Küçük yaştan itibaren ilim öğrenmeye başlayan Seyyid Fehim, kısa zamanda Kur’an-ı kerimi hatm ve hıfzeder. Sonra dedelerinin kurduğu ve öteden beri ilim yayan büyük alimler yetiştiren Arvas Medresesi ile Müküs’teki Mir Hasan Veli Medresesinde temel dini bilgileri ve Arabi alet ilimlerini okur. Kısa bir müddet ilim tahsiline ara verir. Sonra Cizre’ye gidip Mevlana Halid-i Bağdadi Hazretlerinin halifelerinden Şeyh Halid-i Cezeri’nin (v.1839) ders halkasına dahil olur. Kısa zamanda emsallerini geçip ilimde ilerler. Dini ilimleri ve zamanın fen bilgilerini öğrenir.
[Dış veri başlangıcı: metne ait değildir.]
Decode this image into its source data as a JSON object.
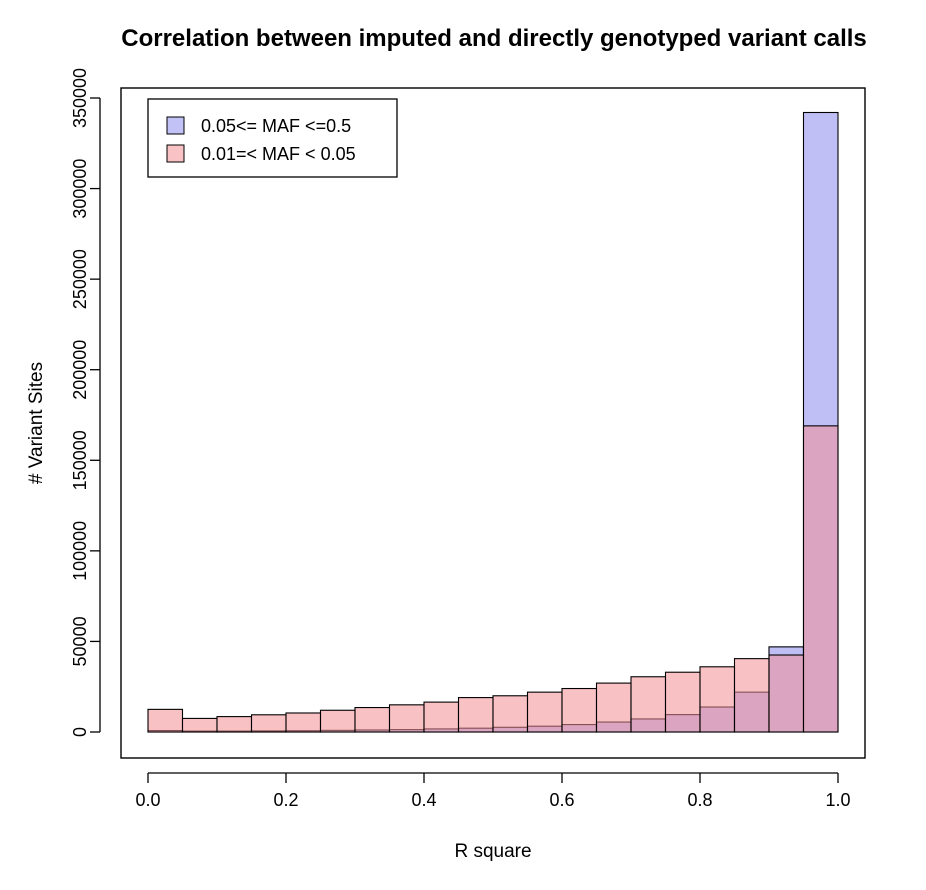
{
  "chart_data": {
    "type": "bar",
    "title": "Correlation between imputed and directly genotyped variant calls",
    "xlabel": "R square",
    "ylabel": "# Variant Sites",
    "xlim": [
      0.0,
      1.0
    ],
    "ylim": [
      0,
      350000
    ],
    "x_ticks": [
      "0.0",
      "0.2",
      "0.4",
      "0.6",
      "0.8",
      "1.0"
    ],
    "y_ticks": [
      "0",
      "50000",
      "100000",
      "150000",
      "200000",
      "250000",
      "300000",
      "350000"
    ],
    "bin_edges": [
      0.0,
      0.05,
      0.1,
      0.15,
      0.2,
      0.25,
      0.3,
      0.35,
      0.4,
      0.45,
      0.5,
      0.55,
      0.6,
      0.65,
      0.7,
      0.75,
      0.8,
      0.85,
      0.9,
      0.95,
      1.0
    ],
    "legend_position": "top-left",
    "series": [
      {
        "name": "0.05<= MAF <=0.5",
        "color": "#bfbff5",
        "values": [
          800,
          500,
          500,
          600,
          700,
          900,
          1100,
          1300,
          1700,
          2100,
          2600,
          3200,
          4100,
          5500,
          7200,
          9600,
          13800,
          22000,
          47000,
          342000
        ]
      },
      {
        "name": "0.01=< MAF < 0.05",
        "color": "#f9bfc1",
        "values": [
          12500,
          7500,
          8500,
          9500,
          10500,
          12000,
          13500,
          15000,
          16500,
          19000,
          20000,
          22000,
          24000,
          27000,
          30500,
          33000,
          36000,
          40500,
          42500,
          169000
        ]
      }
    ]
  }
}
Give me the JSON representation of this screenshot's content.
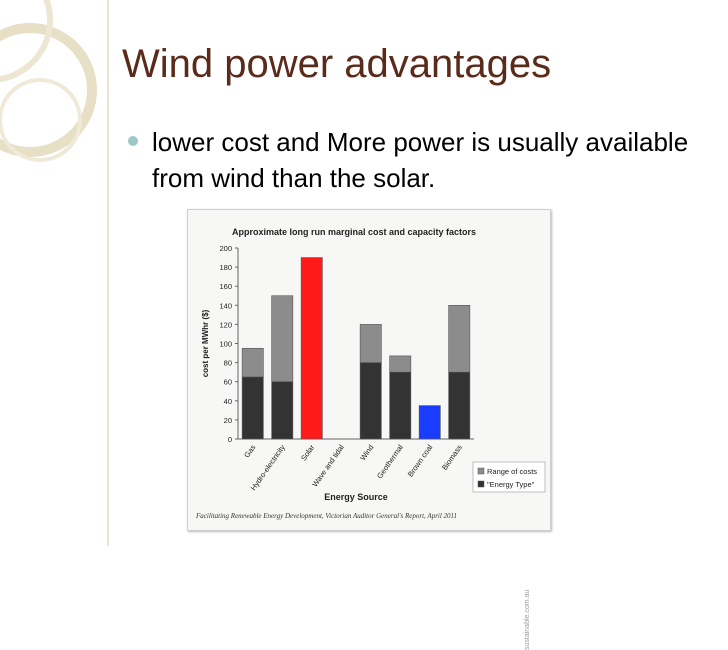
{
  "slide": {
    "title": "Wind power advantages",
    "bullet": "lower cost and More power is usually available from wind than the solar."
  },
  "colors": {
    "title": "#5a2a1a",
    "bullet": "#9fc7c7",
    "range_bar": "#8c8c8c",
    "energy_bar": "#333333",
    "solar_bar": "#ff1a1a",
    "brown_coal_bar": "#1a3cff"
  },
  "chart_data": {
    "type": "bar",
    "stacked": true,
    "title": "Approximate long run marginal cost and capacity factors",
    "xlabel": "Energy Source",
    "ylabel": "cost per MWhr ($)",
    "ylim": [
      0,
      200
    ],
    "yticks": [
      0,
      20,
      40,
      60,
      80,
      100,
      120,
      140,
      160,
      180,
      200
    ],
    "categories": [
      "Gas",
      "Hydro-electricity",
      "Solar",
      "Wave and tidal",
      "Wind",
      "Geothermal",
      "Brown coal",
      "Biomass"
    ],
    "series": [
      {
        "name": "\"Energy Type\"",
        "values": [
          65,
          60,
          190,
          0,
          80,
          70,
          35,
          70
        ]
      },
      {
        "name": "Range of costs",
        "values": [
          30,
          90,
          0,
          0,
          40,
          17,
          0,
          70
        ]
      }
    ],
    "legend": "bottom-right",
    "grid": false,
    "source": "Facilitating Renewable Energy Development, Victorian Auditor General's Report, April 2011",
    "watermark": "sustainable.com.au"
  }
}
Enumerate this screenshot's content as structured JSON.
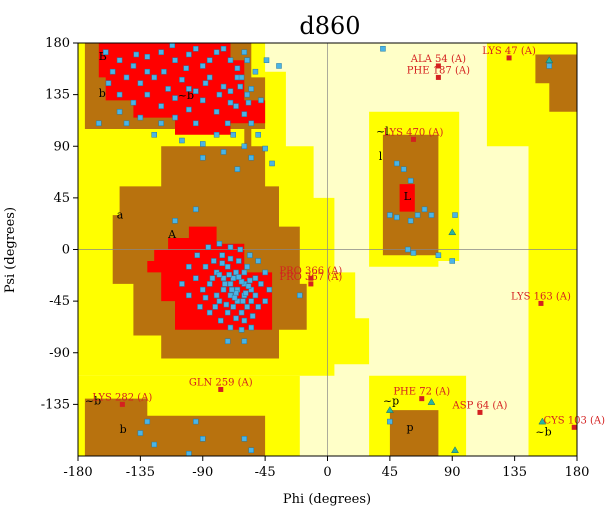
{
  "chart_data": {
    "type": "scatter",
    "title": "d860",
    "xlabel": "Phi (degrees)",
    "ylabel": "Psi (degrees)",
    "xlim": [
      -180,
      180
    ],
    "ylim": [
      -180,
      180
    ],
    "xticks": [
      "-180",
      "-135",
      "-90",
      "-45",
      "0",
      "45",
      "90",
      "135",
      "180"
    ],
    "yticks": [
      "180",
      "135",
      "90",
      "45",
      "0",
      "-45",
      "-90",
      "-135"
    ],
    "grid": false,
    "colors": {
      "core": "#ff0000",
      "allowed": "#b8720e",
      "generous": "#ffff00",
      "outside": "#ffffc8",
      "general_point": "#4ab4e6",
      "gly_point": "#2ab4a0",
      "outlier": "#d42020"
    },
    "region_labels": [
      {
        "text": "B",
        "x": -165,
        "y": 165
      },
      {
        "text": "b",
        "x": -165,
        "y": 133
      },
      {
        "text": "a",
        "x": -152,
        "y": 27
      },
      {
        "text": "A",
        "x": -115,
        "y": 10
      },
      {
        "text": "l",
        "x": 37,
        "y": 78
      },
      {
        "text": "L",
        "x": 55,
        "y": 43
      },
      {
        "text": "~b",
        "x": -108,
        "y": 131
      },
      {
        "text": "~l",
        "x": 35,
        "y": 100
      },
      {
        "text": "~b",
        "x": -175,
        "y": -135
      },
      {
        "text": "~p",
        "x": 40,
        "y": -135
      },
      {
        "text": "p",
        "x": 57,
        "y": -158
      },
      {
        "text": "b",
        "x": -150,
        "y": -160
      },
      {
        "text": "~b",
        "x": 150,
        "y": -162
      }
    ],
    "outliers": [
      {
        "label": "LYS 47 (A)",
        "phi": 131,
        "psi": 167
      },
      {
        "label": "ALA 54 (A)",
        "phi": 80,
        "psi": 160
      },
      {
        "label": "PHE 187 (A)",
        "phi": 80,
        "psi": 150
      },
      {
        "label": "LYS 470 (A)",
        "phi": 62,
        "psi": 96
      },
      {
        "label": "PRO 366 (A)",
        "phi": -12,
        "psi": -25
      },
      {
        "label": "PRO 367 (A)",
        "phi": -12,
        "psi": -30
      },
      {
        "label": "LYS 163 (A)",
        "phi": 154,
        "psi": -47
      },
      {
        "label": "GLN 259 (A)",
        "phi": -77,
        "psi": -122
      },
      {
        "label": "LYS 282 (A)",
        "phi": -148,
        "psi": -135
      },
      {
        "label": "PHE 72 (A)",
        "phi": 68,
        "psi": -130
      },
      {
        "label": "ASP 64 (A)",
        "phi": 110,
        "psi": -142
      },
      {
        "label": "CYS 103 (A)",
        "phi": 178,
        "psi": -155
      }
    ],
    "series": [
      {
        "name": "General",
        "points": [
          [
            -160,
            172
          ],
          [
            -150,
            165
          ],
          [
            -140,
            160
          ],
          [
            -130,
            168
          ],
          [
            -120,
            172
          ],
          [
            -110,
            165
          ],
          [
            -100,
            170
          ],
          [
            -90,
            160
          ],
          [
            -80,
            172
          ],
          [
            -70,
            165
          ],
          [
            -60,
            172
          ],
          [
            -155,
            155
          ],
          [
            -145,
            150
          ],
          [
            -135,
            145
          ],
          [
            -125,
            150
          ],
          [
            -115,
            140
          ],
          [
            -105,
            148
          ],
          [
            -95,
            138
          ],
          [
            -85,
            150
          ],
          [
            -75,
            142
          ],
          [
            -65,
            150
          ],
          [
            -55,
            140
          ],
          [
            -150,
            135
          ],
          [
            -140,
            128
          ],
          [
            -130,
            135
          ],
          [
            -120,
            125
          ],
          [
            -110,
            132
          ],
          [
            -100,
            122
          ],
          [
            -90,
            130
          ],
          [
            -80,
            120
          ],
          [
            -70,
            128
          ],
          [
            -60,
            118
          ],
          [
            -62,
            150
          ],
          [
            -58,
            135
          ],
          [
            -66,
            125
          ],
          [
            -72,
            110
          ],
          [
            -55,
            110
          ],
          [
            -50,
            100
          ],
          [
            -68,
            100
          ],
          [
            -80,
            100
          ],
          [
            -95,
            110
          ],
          [
            -110,
            115
          ],
          [
            -120,
            110
          ],
          [
            -135,
            115
          ],
          [
            -145,
            110
          ],
          [
            -125,
            100
          ],
          [
            -105,
            95
          ],
          [
            -90,
            92
          ],
          [
            -85,
            165
          ],
          [
            -95,
            175
          ],
          [
            -75,
            175
          ],
          [
            -65,
            158
          ],
          [
            -58,
            165
          ],
          [
            -52,
            155
          ],
          [
            -48,
            130
          ],
          [
            -60,
            90
          ],
          [
            -75,
            85
          ],
          [
            -90,
            80
          ],
          [
            -55,
            80
          ],
          [
            -65,
            70
          ],
          [
            -165,
            110
          ],
          [
            -158,
            145
          ],
          [
            -118,
            155
          ],
          [
            -102,
            158
          ],
          [
            -88,
            145
          ],
          [
            -78,
            135
          ],
          [
            -100,
            140
          ],
          [
            -130,
            155
          ],
          [
            -138,
            170
          ],
          [
            -112,
            178
          ],
          [
            -70,
            138
          ],
          [
            -63,
            142
          ],
          [
            -150,
            120
          ],
          [
            -45,
            88
          ],
          [
            -40,
            75
          ],
          [
            -35,
            160
          ],
          [
            -44,
            165
          ],
          [
            -57,
            128
          ],
          [
            -80,
            -20
          ],
          [
            -75,
            -25
          ],
          [
            -70,
            -30
          ],
          [
            -65,
            -35
          ],
          [
            -60,
            -40
          ],
          [
            -55,
            -45
          ],
          [
            -70,
            -40
          ],
          [
            -65,
            -45
          ],
          [
            -60,
            -30
          ],
          [
            -55,
            -35
          ],
          [
            -75,
            -35
          ],
          [
            -80,
            -40
          ],
          [
            -68,
            -50
          ],
          [
            -62,
            -55
          ],
          [
            -58,
            -50
          ],
          [
            -52,
            -40
          ],
          [
            -72,
            -15
          ],
          [
            -66,
            -20
          ],
          [
            -60,
            -20
          ],
          [
            -85,
            -30
          ],
          [
            -90,
            -35
          ],
          [
            -78,
            -45
          ],
          [
            -72,
            -55
          ],
          [
            -66,
            -60
          ],
          [
            -60,
            -62
          ],
          [
            -54,
            -58
          ],
          [
            -50,
            -50
          ],
          [
            -48,
            -30
          ],
          [
            -52,
            -25
          ],
          [
            -58,
            -15
          ],
          [
            -64,
            -10
          ],
          [
            -70,
            -8
          ],
          [
            -76,
            -5
          ],
          [
            -82,
            -10
          ],
          [
            -88,
            -15
          ],
          [
            -95,
            -25
          ],
          [
            -100,
            -40
          ],
          [
            -92,
            -50
          ],
          [
            -85,
            -55
          ],
          [
            -77,
            -62
          ],
          [
            -70,
            -68
          ],
          [
            -62,
            -70
          ],
          [
            -55,
            -68
          ],
          [
            -45,
            -45
          ],
          [
            -42,
            -35
          ],
          [
            -45,
            -20
          ],
          [
            -50,
            -10
          ],
          [
            -56,
            -5
          ],
          [
            -63,
            0
          ],
          [
            -70,
            2
          ],
          [
            -78,
            5
          ],
          [
            -86,
            2
          ],
          [
            -94,
            -5
          ],
          [
            -100,
            -15
          ],
          [
            -105,
            -30
          ],
          [
            -68,
            -25
          ],
          [
            -62,
            -28
          ],
          [
            -57,
            -32
          ],
          [
            -66,
            -38
          ],
          [
            -74,
            -30
          ],
          [
            -78,
            -22
          ],
          [
            -61,
            -45
          ],
          [
            -67,
            -42
          ],
          [
            -73,
            -48
          ],
          [
            -69,
            -35
          ],
          [
            -64,
            -24
          ],
          [
            -59,
            -38
          ],
          [
            -56,
            -27
          ],
          [
            -71,
            -22
          ],
          [
            -76,
            -12
          ],
          [
            -83,
            -25
          ],
          [
            -88,
            -42
          ],
          [
            -81,
            -50
          ],
          [
            -110,
            25
          ],
          [
            -95,
            35
          ],
          [
            -72,
            -80
          ],
          [
            -60,
            -80
          ],
          [
            -135,
            -160
          ],
          [
            -130,
            -150
          ],
          [
            -95,
            -150
          ],
          [
            -90,
            -165
          ],
          [
            -60,
            -165
          ],
          [
            -55,
            -175
          ],
          [
            -125,
            -170
          ],
          [
            -100,
            -178
          ],
          [
            -20,
            -40
          ],
          [
            50,
            75
          ],
          [
            55,
            70
          ],
          [
            60,
            60
          ],
          [
            45,
            30
          ],
          [
            50,
            28
          ],
          [
            60,
            25
          ],
          [
            65,
            30
          ],
          [
            75,
            30
          ],
          [
            70,
            35
          ],
          [
            80,
            -5
          ],
          [
            90,
            -10
          ],
          [
            58,
            0
          ],
          [
            62,
            -3
          ],
          [
            40,
            175
          ],
          [
            160,
            160
          ],
          [
            92,
            30
          ],
          [
            45,
            -150
          ]
        ]
      },
      {
        "name": "Glycine",
        "points": [
          [
            90,
            15
          ],
          [
            45,
            -140
          ],
          [
            75,
            -133
          ],
          [
            155,
            -150
          ],
          [
            92,
            -175
          ],
          [
            160,
            165
          ]
        ]
      }
    ]
  }
}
Seyyid Fehim, Cizre’de ilim tahsili ile meşgul olduğu sırada, amcaoğlu Seyyid Sıbgatullah Efendi de Cizre’ye gelip, Mevlana Halid-i Bağdadi hazretlerinin talebelerinden Şeyh Salih Sibki hazretlerinden ilim öğrenir. Dönüşünde Van’a uğrar. Van’da bulunduğu günlerde büyük veli Seyyid Taha-yı Hakkari Hazretleri (v.1852) de Nehri’den Van’a gelmiştir. Seyyid Taha Hazretlerinin en seçkin eshabından olan amcası Seyyid Muhammed Efendi, Seyyid Sıbgatullah Efendiye, Seyyid Taha-yı Hakkari Hazretlerine talebe olmasını tavsiye eder. Seyyid Taha’ya talebe olan Seyyid Sıbgatullah, onun hizmetinde ve sohbetinde bulunarak, tasavvuf yolunda ilerler. Kısa zamanda olgunlaşarak insanlara İslamiyetin emir ve yasaklarını anlatmak hususunda icazet, diploma ve hilafet alır. Van valisi ve halkı Van’da kalmasını ısrarla isterler. Fakat o, “Nehri’ye gidiyorum. Seyid Taha hazretleri uygun görürlerse burada kalırım.”, diye buyurur. Van’da kalmak istediğini Seyyid Taha Hazretlerine arzedince, buyurur ki, “Yok Molla Sıbgatullah! Van halkı dun-himmettir (eksik, kısa himmetlidir). Van’ın fethi benim ve senin elinde olmaz. Mükaşefe aleminden malumata göre, sizin sülalenizden, yani Arvasi hanedanından, ilim ve irfanı ile tanınmış, Allah bilir ama onun [Seyyid Fehimi kasdediyor] vasıtasıyla, Van’ın irşadı geçici olarak mümkündür. O zatın hayatta olup olmadığını bilmiyorum.”, diye buyurur. Seyyid Sıbgatullah Arvasi Hazretleri, “O zat amcamın oğludur. Cizre’de ilim tahsili ile meşgul, ilim ve irfanla meşhurdur.”, der. Seyyid Taha, “Bir başka gelişinde o zatı muhakkak bana getir.”, diye emir buyurur.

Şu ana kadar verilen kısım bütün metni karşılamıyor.